The OpenBot open-source project started by Vladlen Koltun, former Chief Scientist of Intelligent Systems at Intel, provides the blueprint and software to create an inexpensive 3D-printed robot that leverages the smartphone as the brains. Inspired by this, I created my own software, hardware and chassis for a robot. My progress on this is shown below.
Architecture | Chassis |
---|---|
The overall design is to situate a cheap phone on the robot to wirelessly send visual information to a computer that will then process that information and send the appropriate command wirelessly to the bot, thus creating a closed loop system with visual feedback, as shown above. The design depends on the computer, phone and robot being on the same Wifi network because Wifi is used for wireless communication. A downside of this is some latency as well as being constrained to the physical area of the Wifi network. However, the benefits include allowing for scalable compute power, the ability to take advantage of desktop/server ML frameworks like PyTorch and Tensorflow with their large open-source communities and having a flexible coding environment that will allow for easy and powerful experimenting. Before this, the initial prototype had computation localized to the robot by having an iPhone situated on the robot that took in a visual feed, performed some computation and sent commands over Bluetooth to the robot, akin to the architecture of OpenBot. However, the mobile platform employing computer vision for perception proved problematic in quickly iterating. In addition, slow compile times and difficulties that arise from mobile programming made this first version a sub optimal platform for experimenting.
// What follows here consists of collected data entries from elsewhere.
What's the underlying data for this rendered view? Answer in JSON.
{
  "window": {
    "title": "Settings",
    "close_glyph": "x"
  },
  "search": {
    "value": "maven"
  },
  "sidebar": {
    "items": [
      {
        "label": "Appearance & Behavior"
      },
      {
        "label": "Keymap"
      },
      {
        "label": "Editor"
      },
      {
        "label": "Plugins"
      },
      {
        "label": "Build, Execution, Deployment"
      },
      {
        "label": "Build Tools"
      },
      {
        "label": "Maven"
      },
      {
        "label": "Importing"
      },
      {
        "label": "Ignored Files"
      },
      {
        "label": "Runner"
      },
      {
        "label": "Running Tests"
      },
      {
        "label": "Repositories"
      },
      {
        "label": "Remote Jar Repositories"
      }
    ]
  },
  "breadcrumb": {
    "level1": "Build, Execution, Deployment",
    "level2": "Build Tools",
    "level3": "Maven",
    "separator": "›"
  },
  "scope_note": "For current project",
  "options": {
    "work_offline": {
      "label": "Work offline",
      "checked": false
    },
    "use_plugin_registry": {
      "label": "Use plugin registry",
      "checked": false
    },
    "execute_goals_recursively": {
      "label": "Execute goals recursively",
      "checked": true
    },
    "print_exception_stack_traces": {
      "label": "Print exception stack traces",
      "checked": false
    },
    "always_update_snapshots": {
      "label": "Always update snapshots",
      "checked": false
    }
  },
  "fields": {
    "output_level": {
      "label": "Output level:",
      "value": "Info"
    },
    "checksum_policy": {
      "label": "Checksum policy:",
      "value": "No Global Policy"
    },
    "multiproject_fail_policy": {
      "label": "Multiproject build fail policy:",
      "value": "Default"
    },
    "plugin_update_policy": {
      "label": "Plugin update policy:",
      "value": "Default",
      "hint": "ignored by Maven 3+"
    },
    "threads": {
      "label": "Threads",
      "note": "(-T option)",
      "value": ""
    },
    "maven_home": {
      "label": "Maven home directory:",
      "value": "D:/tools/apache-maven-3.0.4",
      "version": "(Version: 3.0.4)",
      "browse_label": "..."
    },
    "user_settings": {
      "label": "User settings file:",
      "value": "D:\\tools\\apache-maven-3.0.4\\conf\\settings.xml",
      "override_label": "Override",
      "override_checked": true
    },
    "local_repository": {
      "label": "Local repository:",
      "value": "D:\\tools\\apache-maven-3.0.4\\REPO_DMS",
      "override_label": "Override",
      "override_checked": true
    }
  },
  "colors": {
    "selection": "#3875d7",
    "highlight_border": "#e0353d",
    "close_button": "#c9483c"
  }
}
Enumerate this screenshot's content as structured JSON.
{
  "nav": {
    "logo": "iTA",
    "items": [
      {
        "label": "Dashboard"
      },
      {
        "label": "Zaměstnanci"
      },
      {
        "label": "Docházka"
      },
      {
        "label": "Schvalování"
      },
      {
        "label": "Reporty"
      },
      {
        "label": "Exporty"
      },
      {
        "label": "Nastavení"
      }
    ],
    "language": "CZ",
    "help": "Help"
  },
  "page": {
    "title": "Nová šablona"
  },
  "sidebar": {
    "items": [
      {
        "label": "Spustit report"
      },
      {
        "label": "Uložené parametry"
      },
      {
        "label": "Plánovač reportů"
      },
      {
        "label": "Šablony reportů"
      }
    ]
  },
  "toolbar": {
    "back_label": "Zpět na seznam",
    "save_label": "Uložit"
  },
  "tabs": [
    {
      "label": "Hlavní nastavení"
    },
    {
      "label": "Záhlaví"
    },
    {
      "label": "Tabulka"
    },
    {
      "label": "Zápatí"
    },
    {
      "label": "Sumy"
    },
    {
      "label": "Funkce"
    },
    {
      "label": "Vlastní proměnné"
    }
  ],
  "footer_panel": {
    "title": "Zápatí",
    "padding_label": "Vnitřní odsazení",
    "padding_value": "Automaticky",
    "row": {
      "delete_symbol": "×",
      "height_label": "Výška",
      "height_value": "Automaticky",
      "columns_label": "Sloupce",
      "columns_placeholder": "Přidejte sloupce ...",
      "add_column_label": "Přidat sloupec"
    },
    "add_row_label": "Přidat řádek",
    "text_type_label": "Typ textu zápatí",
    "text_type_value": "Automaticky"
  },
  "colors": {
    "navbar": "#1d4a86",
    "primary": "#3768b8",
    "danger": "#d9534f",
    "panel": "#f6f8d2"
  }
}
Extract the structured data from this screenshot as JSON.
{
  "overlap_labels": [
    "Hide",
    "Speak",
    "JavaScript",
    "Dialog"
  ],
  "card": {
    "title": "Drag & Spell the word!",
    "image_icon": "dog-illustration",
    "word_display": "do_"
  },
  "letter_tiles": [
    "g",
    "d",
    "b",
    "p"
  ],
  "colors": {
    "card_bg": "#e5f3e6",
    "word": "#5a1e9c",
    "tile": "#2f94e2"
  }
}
The important components of the robot platform are the phone/camera, the chassis, the electronic hardware in the chassis and finally the software stack processing visual input and sending commands to the robot.
For visual input, the only thing needed is a Wifi enabled camera. The Wifi enabled camera used is an inexpensive Android smartphone. This could not be used to run the robot, but it would be enough to stream a camera feed to the internet. I used an app called IPWebcam that set the phone up as a server on the local area network from which the camera feed could be accessed.
The chassis for the robotic platform is a retrofitted RC car. This obviates the need for a 3D printer. In addition, the RC car uses rack-and-pinion steering as used in automobiles instead of differential steering used in vehicles like OpenBot and tanks. Experimenting on a platform with rack-and-pinion steering is more difficult, but also far more enticing because it mimics how real cars operate. This allows experimenting with self-driving on a far smaller scale. Also, the chassis has a camera holder that can change the camera viewing angle of the phone by using a servo to reduce or increase the length of a supporting string that maps to a specific camera tilt as shown below.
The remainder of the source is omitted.